In the second book Harry gets help from Fawkes, thanks to some information Dumbledore provided, even though its not clear whether or not phoenixes have very good hearing.
In the third book he uses the Time Turner (which gave Hermione the mysterious ability to appear at more than one places) to save Sirius.
In the fourth book Harry was saved by effect of the twin cores which was mentioned in the first book.
The seventh book uses the wandlore idea that the wand chooses the wizard to allow Harry to gain the Elder Wand without really knowing it. It was mentioned in the first book but was not quite expanded-on properly although it was most likely to keep things mysterious. And also in the seventh book Harry's wand saves him from Voldemort all on its own even though such a level of wand sentience was not touched upon often making genuine instance of Deus Ex Machina.
Your personal opinion is more than welcome as comment. For answers however, I would suggest you back up the statements you made with references from the books. And Welcome to SFF– AegonSep 5, 2016 at 8:01
Yeah, some canon support would be good.– AdamantSep 5, 2016 at 8:20
And some grammar. Good Lord!– Miller86Sep 5, 2016 at 12:34
Hi @Nameless, you seem to have accidentally created two accounts.
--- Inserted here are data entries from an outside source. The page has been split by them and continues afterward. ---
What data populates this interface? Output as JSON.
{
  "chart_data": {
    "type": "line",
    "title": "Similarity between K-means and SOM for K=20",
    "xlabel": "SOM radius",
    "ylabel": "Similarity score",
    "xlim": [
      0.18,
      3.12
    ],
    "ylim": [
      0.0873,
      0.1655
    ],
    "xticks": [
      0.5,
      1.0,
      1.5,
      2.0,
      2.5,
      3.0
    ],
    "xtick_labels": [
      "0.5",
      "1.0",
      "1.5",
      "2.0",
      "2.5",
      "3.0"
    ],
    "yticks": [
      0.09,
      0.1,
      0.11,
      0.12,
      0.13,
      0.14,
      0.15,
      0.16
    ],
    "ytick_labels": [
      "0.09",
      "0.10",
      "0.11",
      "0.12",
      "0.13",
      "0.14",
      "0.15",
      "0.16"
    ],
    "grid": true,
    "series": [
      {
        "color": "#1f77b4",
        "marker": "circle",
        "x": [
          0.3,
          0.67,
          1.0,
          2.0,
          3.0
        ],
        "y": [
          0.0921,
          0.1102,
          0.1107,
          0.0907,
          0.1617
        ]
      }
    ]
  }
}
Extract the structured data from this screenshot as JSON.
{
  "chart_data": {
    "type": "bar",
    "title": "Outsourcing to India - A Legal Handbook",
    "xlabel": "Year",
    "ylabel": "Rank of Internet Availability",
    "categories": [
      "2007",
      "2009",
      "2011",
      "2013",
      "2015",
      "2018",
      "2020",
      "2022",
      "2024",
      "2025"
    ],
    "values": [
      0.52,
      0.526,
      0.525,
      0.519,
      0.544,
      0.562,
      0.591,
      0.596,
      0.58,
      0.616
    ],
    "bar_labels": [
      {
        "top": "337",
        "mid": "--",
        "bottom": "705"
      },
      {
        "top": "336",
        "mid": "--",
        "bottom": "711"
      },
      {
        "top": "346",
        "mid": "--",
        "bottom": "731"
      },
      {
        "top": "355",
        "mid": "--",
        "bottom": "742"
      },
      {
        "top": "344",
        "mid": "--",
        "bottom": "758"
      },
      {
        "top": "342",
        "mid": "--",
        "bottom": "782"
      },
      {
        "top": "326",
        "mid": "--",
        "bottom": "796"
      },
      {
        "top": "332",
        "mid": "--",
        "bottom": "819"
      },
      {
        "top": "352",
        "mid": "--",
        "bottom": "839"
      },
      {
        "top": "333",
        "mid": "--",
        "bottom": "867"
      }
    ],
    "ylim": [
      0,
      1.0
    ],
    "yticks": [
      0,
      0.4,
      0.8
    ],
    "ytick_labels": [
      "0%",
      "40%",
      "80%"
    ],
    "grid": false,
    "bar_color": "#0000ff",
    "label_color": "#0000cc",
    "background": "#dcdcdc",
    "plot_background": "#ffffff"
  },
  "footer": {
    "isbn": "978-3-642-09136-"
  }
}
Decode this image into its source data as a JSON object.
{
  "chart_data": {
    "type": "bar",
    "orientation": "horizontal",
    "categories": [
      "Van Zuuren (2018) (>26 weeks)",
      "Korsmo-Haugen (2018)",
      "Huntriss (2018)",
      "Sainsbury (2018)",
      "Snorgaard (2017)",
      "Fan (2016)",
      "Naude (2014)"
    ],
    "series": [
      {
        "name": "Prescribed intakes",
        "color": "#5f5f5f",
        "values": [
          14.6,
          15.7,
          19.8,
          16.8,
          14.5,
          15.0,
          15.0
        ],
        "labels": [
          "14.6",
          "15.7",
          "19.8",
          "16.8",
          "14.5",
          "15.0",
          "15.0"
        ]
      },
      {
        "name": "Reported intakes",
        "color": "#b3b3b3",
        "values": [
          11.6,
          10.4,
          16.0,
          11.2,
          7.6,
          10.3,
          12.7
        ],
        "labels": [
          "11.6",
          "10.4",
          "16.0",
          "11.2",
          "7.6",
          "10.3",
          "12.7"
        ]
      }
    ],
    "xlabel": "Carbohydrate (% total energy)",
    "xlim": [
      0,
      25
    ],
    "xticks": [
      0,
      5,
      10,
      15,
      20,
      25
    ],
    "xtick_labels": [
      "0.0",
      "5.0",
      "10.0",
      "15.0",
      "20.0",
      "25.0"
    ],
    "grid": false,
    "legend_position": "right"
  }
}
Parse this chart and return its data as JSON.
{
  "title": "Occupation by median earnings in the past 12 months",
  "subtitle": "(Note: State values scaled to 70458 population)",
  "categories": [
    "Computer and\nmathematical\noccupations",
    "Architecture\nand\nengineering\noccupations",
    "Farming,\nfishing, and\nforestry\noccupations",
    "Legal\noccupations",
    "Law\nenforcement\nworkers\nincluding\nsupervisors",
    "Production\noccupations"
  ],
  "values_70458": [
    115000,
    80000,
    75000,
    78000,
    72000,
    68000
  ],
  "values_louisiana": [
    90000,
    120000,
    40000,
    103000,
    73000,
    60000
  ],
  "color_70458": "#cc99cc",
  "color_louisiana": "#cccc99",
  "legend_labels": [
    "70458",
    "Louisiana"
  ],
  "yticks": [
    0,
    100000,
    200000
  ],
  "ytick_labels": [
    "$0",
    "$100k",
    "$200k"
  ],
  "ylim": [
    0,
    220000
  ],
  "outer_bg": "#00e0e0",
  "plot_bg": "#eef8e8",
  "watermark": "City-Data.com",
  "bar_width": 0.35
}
You might like to follow the instructions here to merge your accounts - this will make it much easier for you to edit your own posts without needing approval from others.– Rand al'Thor ♦Sep 5, 2016 at 16:16
He is a great wizard, but it is mostly luck.
- Volume 1: Harry gets lucky that his mom's enchantment is still intact, and Voldemort can't touch him.
- Volume 2: Harry gets lucky that Fawkes shows up and saves him from the venom.
- Volume 3: Harry doesn't get lucky, and lets the only antagonist of the movie, Peter Pettigrew, escape.
- Volume 4: Harry gets lucky that the ghosts (I know they're not technically ghosts) show up to distract Voldemort so he can escape.
- Volume 5: Harry gets lucky that Dumbledore shows up to fight Voldemort so he won't have to.
- Volume 6: Harry gets lucky that Dumbledore revived in time to save Harry from the inferi.
- Volume 7: Harry gets lucky that all the events led to him being the owner of the elder wand, so the wand backfires Voldemort’s curse back to himself that definitely would've killed Harry.
Now you have shown one event from each book where he may have been lucky (and some of them rather debatable; not even to speak of Wormtail being “the only antagonist”). If someone lists one event each where he shows skill, do they cancel out?– chirluDec 12, 2016 at 10:47
Harry found at least once that he used magic he didn't know or intend to use when his life was threatened, when he was flying with Hagrid away from the Dursley's - there may have been other times as well. It seems the horcrux was protecting itself. I don't think everything he did or was capable of, including destroying Voldemort, can be chalked up to luck and skill - the horcrux Voldemort unintentionally placed within Harry played a significant role.